Musa, Y. R., Boller, S., Puchalska, M., Grosschedl, R., & Mittler, G. (2018). Comprehensive Proteomic Investigation of Ebf1 Heterozygosity in Pro-B Lymphocytes Ulilizing Data Independent Acquisition. Journal of Proteome Research, 17, 76-85. doi:10.1021/acs.jproteome.7b00369.


Cite as: http://hdl.handle.net/21.11116/0000-0002-4857-C
Abstract
Early B cell factor 1 (EBF1) is one of the key transcription factors required for orchestrating B-cell lineage development. Although studies have shown that Ebf1 haploinsufficiency is involved in the development of leukemia, no study has been conducted that characterizes the global effect of Ebf1 heterozygosity on the proteome of pro-B lymphocytes.
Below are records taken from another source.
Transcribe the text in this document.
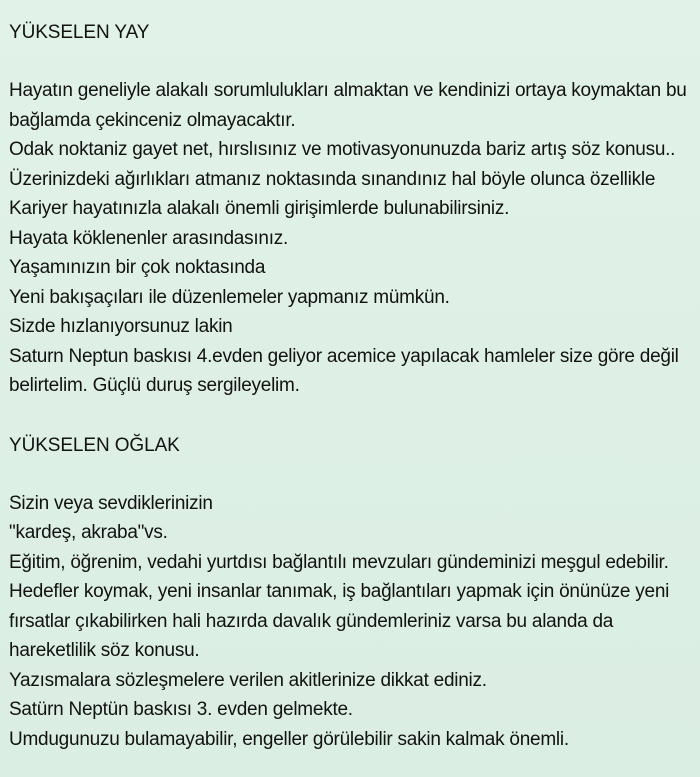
YÜKSELEN YAY
Hayatın geneliyle alakalı sorumlulukları almaktan ve kendinizi ortaya koymaktan bu
bağlamda çekinceniz olmayacaktır.
Odak noktaniz gayet net, hırslısınız ve motivasyonunuzda bariz artış söz konusu..
Üzerinizdeki ağırlıkları atmanız noktasında sınandınız hal böyle olunca özellikle
Kariyer hayatınızla alakalı önemli girişimlerde bulunabilirsiniz.
Hayata köklenenler arasındasınız.
Yaşamınızın bir çok noktasında
Yeni bakışaçıları ile düzenlemeler yapmanız mümkün.
Sizde hızlanıyorsunuz lakin
Saturn Neptun baskısı 4.evden geliyor acemice yapılacak hamleler size göre değil
belirtelim. Güçlü duruş sergileyelim.
YÜKSELEN OĞLAK
Sizin veya sevdiklerinizin
"kardeş, akraba"vs.
Eğitim, öğrenim, vedahi yurtdısı bağlantılı mevzuları gündeminizi meşgul edebilir.
Hedefler koymak, yeni insanlar tanımak, iş bağlantıları yapmak için önünüze yeni
fırsatlar çıkabilirken hali hazırda davalık gündemleriniz varsa bu alanda da
hareketlilik söz konusu.
Yazısmalara sözleşmelere verilen akitlerinize dikkat ediniz.
Satürn Neptün baskısı 3. evden gelmekte.
Umdugunuzu bulamayabilir, engeller görülebilir sakin kalmak önemli.
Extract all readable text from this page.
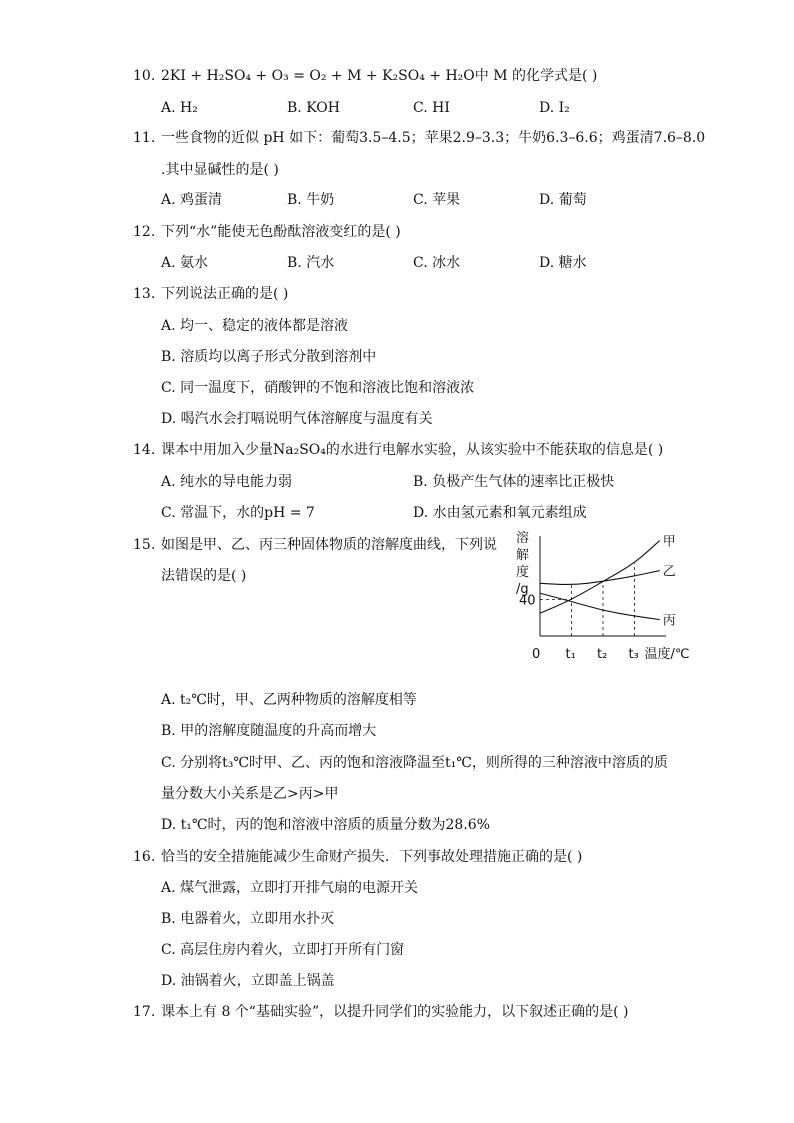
10. 2KI + H₂SO₄ + O₃ = O₂ + M + K₂SO₄ + H₂O中 M 的化学式是( )
A. H₂	B. KOH	C. HI	D. I₂
11. 一些食物的近似 pH 如下：葡萄3.5–4.5；苹果2.9–3.3；牛奶6.3–6.6；鸡蛋清7.6–8.0
.其中显碱性的是( )
A. 鸡蛋清	B. 牛奶	C. 苹果	D. 葡萄
12. 下列“水”能使无色酚酞溶液变红的是( )
A. 氨水	B. 汽水	C. 冰水	D. 糖水
13. 下列说法正确的是( )
A. 均一、稳定的液体都是溶液
B. 溶质均以离子形式分散到溶剂中
C. 同一温度下，硝酸钾的不饱和溶液比饱和溶液浓
D. 喝汽水会打嗝说明气体溶解度与温度有关
14. 课本中用加入少量Na₂SO₄的水进行电解水实验，从该实验中不能获取的信息是( )
A. 纯水的导电能力弱	B. 负极产生气体的速率比正极快
C. 常温下，水的pH = 7	D. 水由氢元素和氧元素组成
15. 如图是甲、乙、丙三种固体物质的溶解度曲线，下列说
法错误的是( )
A. t₂℃时，甲、乙两种物质的溶解度相等
B. 甲的溶解度随温度的升高而增大
C. 分别将t₃℃时甲、乙、丙的饱和溶液降温至t₁℃，则所得的三种溶液中溶质的质
量分数大小关系是乙>丙>甲
D. t₁℃时，丙的饱和溶液中溶质的质量分数为28.6%
甲
乙
丙
溶
解
度
/g
40
0 t₁ t₂ t₃ 温度/℃
16. 恰当的安全措施能减少生命财产损失．下列事故处理措施正确的是( )
A. 煤气泄露，立即打开排气扇的电源开关
B. 电器着火，立即用水扑灭
C. 高层住房内着火，立即打开所有门窗
D. 油锅着火，立即盖上锅盖
17. 课本上有 8 个“基础实验”，以提升同学们的实验能力，以下叙述正确的是( )
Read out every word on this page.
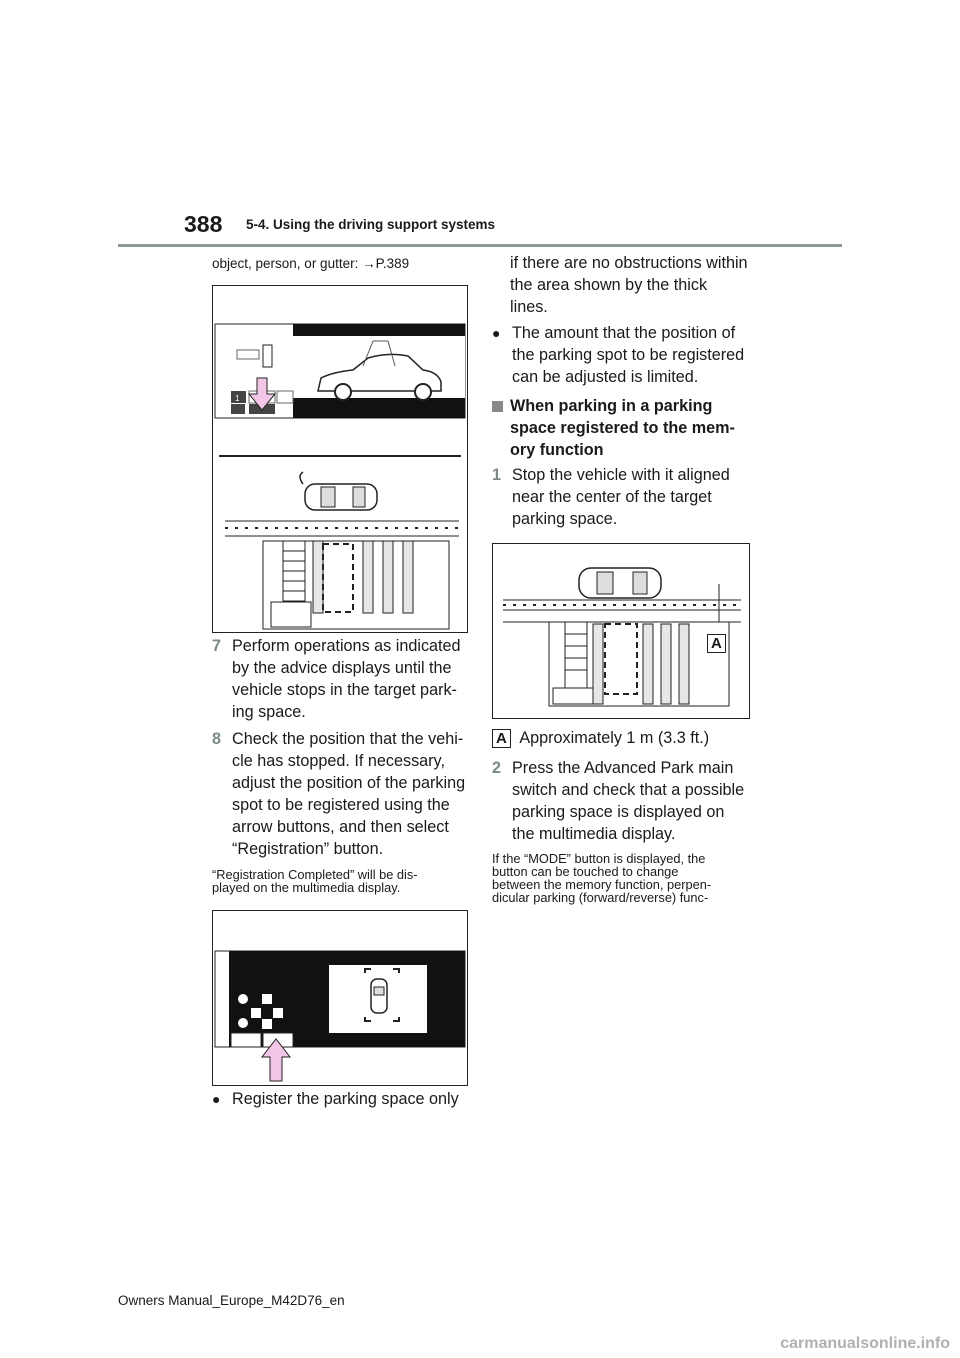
388 5-4. Using the driving support systems
object, person, or gutter: →P.389
1
7 Perform operations as indicated
by the advice displays until the
vehicle stops in the target park-
ing space.
8 Check the position that the vehi-
cle has stopped. If necessary,
adjust the position of the parking
spot to be registered using the
arrow buttons, and then select
“Registration” button.
“Registration Completed” will be dis-
played on the multimedia display.
● Register the parking space only
if there are no obstructions within
the area shown by the thick
lines.
● The amount that the position of
the parking spot to be registered
can be adjusted is limited.
When parking in a parking
space registered to the mem-
ory function
1 Stop the vehicle with it aligned
near the center of the target
parking space.
A
A Approximately 1 m (3.3 ft.)
2 Press the Advanced Park main
switch and check that a possible
parking space is displayed on
the multimedia display.
If the “MODE” button is displayed, the
button can be touched to change
between the memory function, perpen-
dicular parking (forward/reverse) func-
Owners Manual_Europe_M42D76_en
carmanualsonline.info
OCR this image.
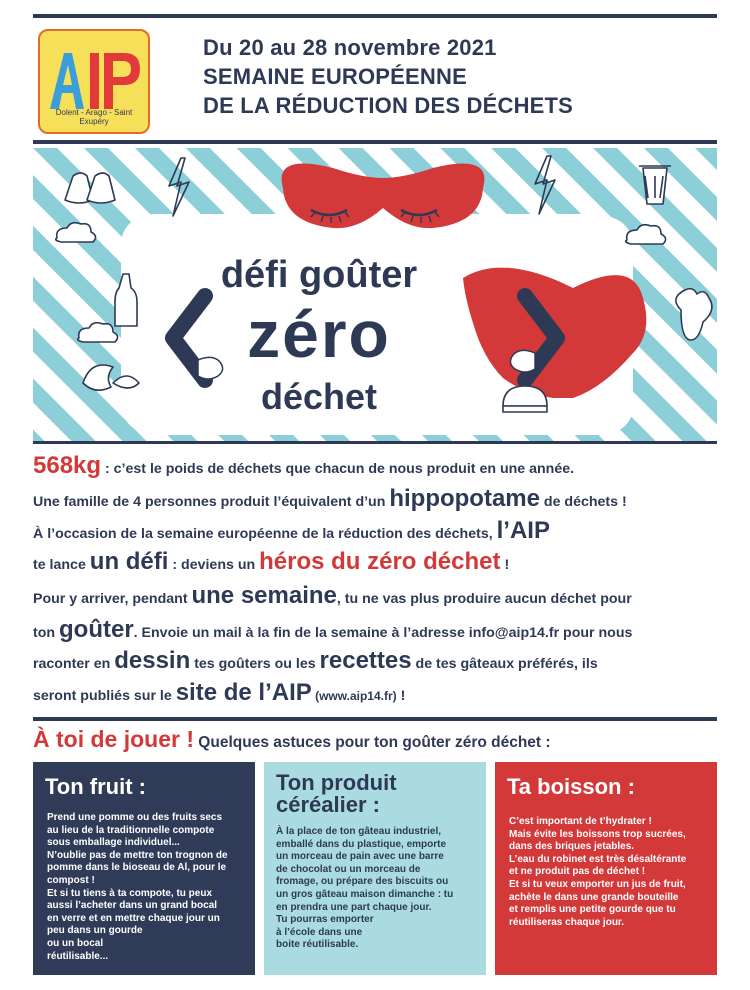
Dolent - Arago - Saint Exupéry
Du 20 au 28 novembre 2021
SEMAINE EUROPÉENNE
DE LA RÉDUCTION DES DÉCHETS
défi goûter
zéro
déchet
568kg : c’est le poids de déchets que chacun de nous produit en une année.
Une famille de 4 personnes produit l’équivalent d’un hippopotame de déchets !
À l’occasion de la semaine européenne de la réduction des déchets, l’AIP
te lance un défi : deviens un héros du zéro déchet !
Pour y arriver, pendant une semaine, tu ne vas plus produire aucun déchet pour
ton goûter. Envoie un mail à la fin de la semaine à l’adresse info@aip14.fr pour nous
raconter en dessin tes goûters ou les recettes de tes gâteaux préférés, ils
seront publiés sur le site de l’AIP (www.aip14.fr) !
À toi de jouer ! Quelques astuces pour ton goûter zéro déchet :
Ton fruit :
Prend une pomme ou des fruits secs
au lieu de la traditionnelle compote
sous emballage individuel...
N’oublie pas de mettre ton trognon de
pomme dans le bioseau de Al, pour le
compost !
Et si tu tiens à ta compote, tu peux
aussi l’acheter dans un grand bocal
en verre et en mettre chaque jour un
peu dans un gourde
ou un bocal
réutilisable...
Ton produit
céréalier :
À la place de ton gâteau industriel,
emballé dans du plastique, emporte
un morceau de pain avec une barre
de chocolat ou un morceau de
fromage, ou prépare des biscuits ou
un gros gâteau maison dimanche : tu
en prendra une part chaque jour.
Tu pourras emporter
à l’école dans une
boite réutilisable.
Ta boisson :
C’est important de t’hydrater !
Mais évite les boissons trop sucrées,
dans des briques jetables.
L’eau du robinet est très désaltérante
et ne produit pas de déchet !
Et si tu veux emporter un jus de fruit,
achète le dans une grande bouteille
et remplis une petite gourde que tu
réutiliseras chaque jour.
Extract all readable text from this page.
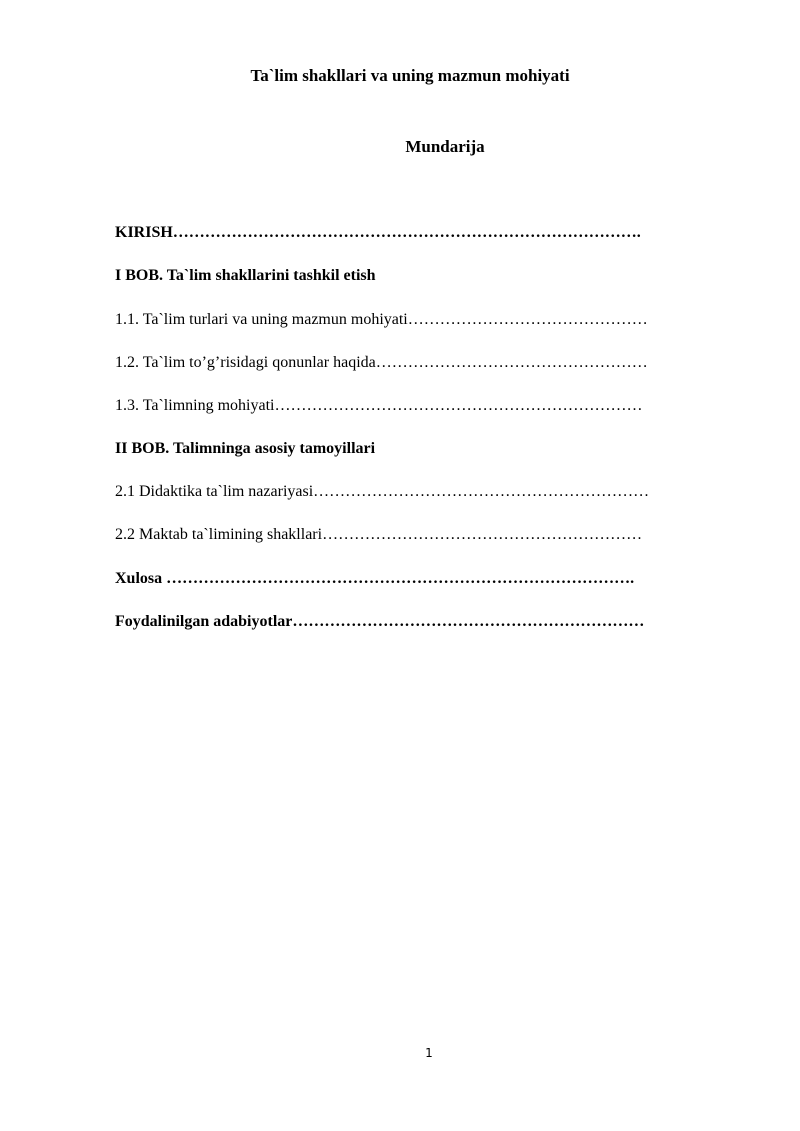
Ta`lim shakllari va uning mazmun mohiyati
Mundarija
KIRISH…………………………………………………………………………….
I BOB. Ta`lim shakllarini tashkil etish
1.1. Ta`lim turlari va uning mazmun mohiyati………………………………………
1.2. Ta`lim to’g’risidagi qonunlar haqida……………………………………………
1.3. Ta`limning mohiyati……………………………………………………………
II BOB. Talimninga asosiy tamoyillari
2.1 Didaktika ta`lim nazariyasi………………………………………………………
2.2 Maktab ta`limining shakllari……………………………………………………
Xulosa …………………………………………………………………………….
Foydalinilgan adabiyotlar…………………………………………………………

1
Here, we employ both data independent acquisition (DIA) and shotgun data dependent acquisition (DDA) workflows for profiling proteins that are differently expressed between Ebf1+/+ and Ebf1+/- cells. Both DDA and DIA were able to reveal the downregulation of the EBF1 transcription factor in Ebf1+/- pro-B lymphocytes. Further examination of differentially expressed proteins by DIA revealed that, similar to EBF1, the expression of other B-cell lineage regulators, such as TCF3 and Pax5, is also downregulated in Ebf1 heterozygous cells. Functional DIA analysis of differentially expressed proteins showed that EBF1 heterozygosity resulted in the deregulation of at least eight transcription factors involved in lymphopoiesis and the deregulation of key proteins playing crucial roles in survival, development, and differentiation of pro-B lymphocytes.